Underdog. Readers love underdogs. How might your character face long odds? Charlotte’s age, profile and home life are not promising for a personality makeover.

Vulnerability. When Charlotte goes on the cruise, we know she is emotionally vulnerable. The slightest misstep could send her back to the sanitarium.

Indeed, a misstep like that is about to happen to Charlotte on the ship, until…

Doorway of No Return 

At the ¼ mark of the film, a handsome man unobtrusively helps Charlotte out of an embarrassing situation. The man is Jerry Durrance (Paul Henreid, who played Victor Laszlo in Casablanca). This is the emotional Doorway that sets the rest of the plot in motion—they fall in love.

Unfortunately, Jerry is married. There’s your plot.

They know they must part.
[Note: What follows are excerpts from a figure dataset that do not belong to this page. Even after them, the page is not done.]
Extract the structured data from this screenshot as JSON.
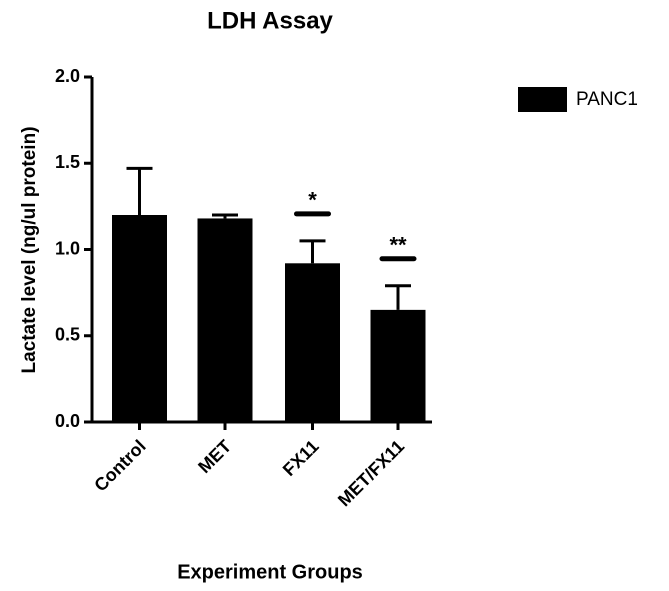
{
  "chart_data": {
    "type": "bar",
    "title": "LDH Assay",
    "x_label": "Experiment Groups",
    "y_label": "Lactate level (ng/ul protein)",
    "categories": [
      "Control",
      "MET",
      "FX11",
      "MET/FX11"
    ],
    "series": [
      {
        "name": "PANC1",
        "color": "#000000",
        "values": [
          1.2,
          1.18,
          0.92,
          0.65
        ],
        "errors": [
          0.27,
          0.02,
          0.13,
          0.14
        ]
      }
    ],
    "significance": [
      null,
      null,
      "*",
      "**"
    ],
    "ylim": [
      0,
      2
    ],
    "yticks": [
      {
        "value": 0,
        "label": "0.0"
      },
      0.5,
      {
        "value": 1,
        "label": "1.0"
      },
      1.5,
      {
        "value": 2,
        "label": "2.0"
      }
    ],
    "legend": "top-right"
  }
}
At the final goodbye on the ship, Jerry gives Charlotte a bouquet of camellias to remember him by.

The Mirror Moment

What is this movie really all about? What is your novel really all about? You can find (or construct) the answer with the “mirror moment.”

Charlotte finally comes home to face her mother. And boy, does the mother try to smash Charlotte right back to where she was before.

This is the mirror moment for Charlotte. It’s where it should be, at the exact halfway point of the movie. She is thinking, Can I possibly stand up to my mother for the first time? If the past is any indication, I’m probably going to die (psychologically). Must I go back to being the old Charlotte again?

If only there was something to give her the courage to stand up for herself. Often, this courage is inspired by a physical item introduced earlier in the story, carrying with it emotional power. Like this:

Camellias! This emotional memory is enough to give Charlotte the courage to stand up to her mother. (And did you notice the actual mirror in the scene?)

Can Charlotte complete the transformation? What about Jerry and his unhappy marriage? What about the counter-attack by her mother?

Well…watch the movie! Treat yourself to one of the great film performances.

And you, writer, like Charlotte, take a step of faith with your writing. Stretch. Risk. This epigraph is meant for you, too: Now voyager, sail thou forth to seek and find.

Comments and questions welcome.

One other note about Bette Davis. Like Bogart, you’ll almost always find her smoking her way through a movie. But here’s the difference. Davis always puffs on her cigarette in a way that is in keeping with emotional tone of the scene. It’s actually a wonder to behold, the way she uses what other actors treat as a throwaway prop. That’s why she is the GOAT.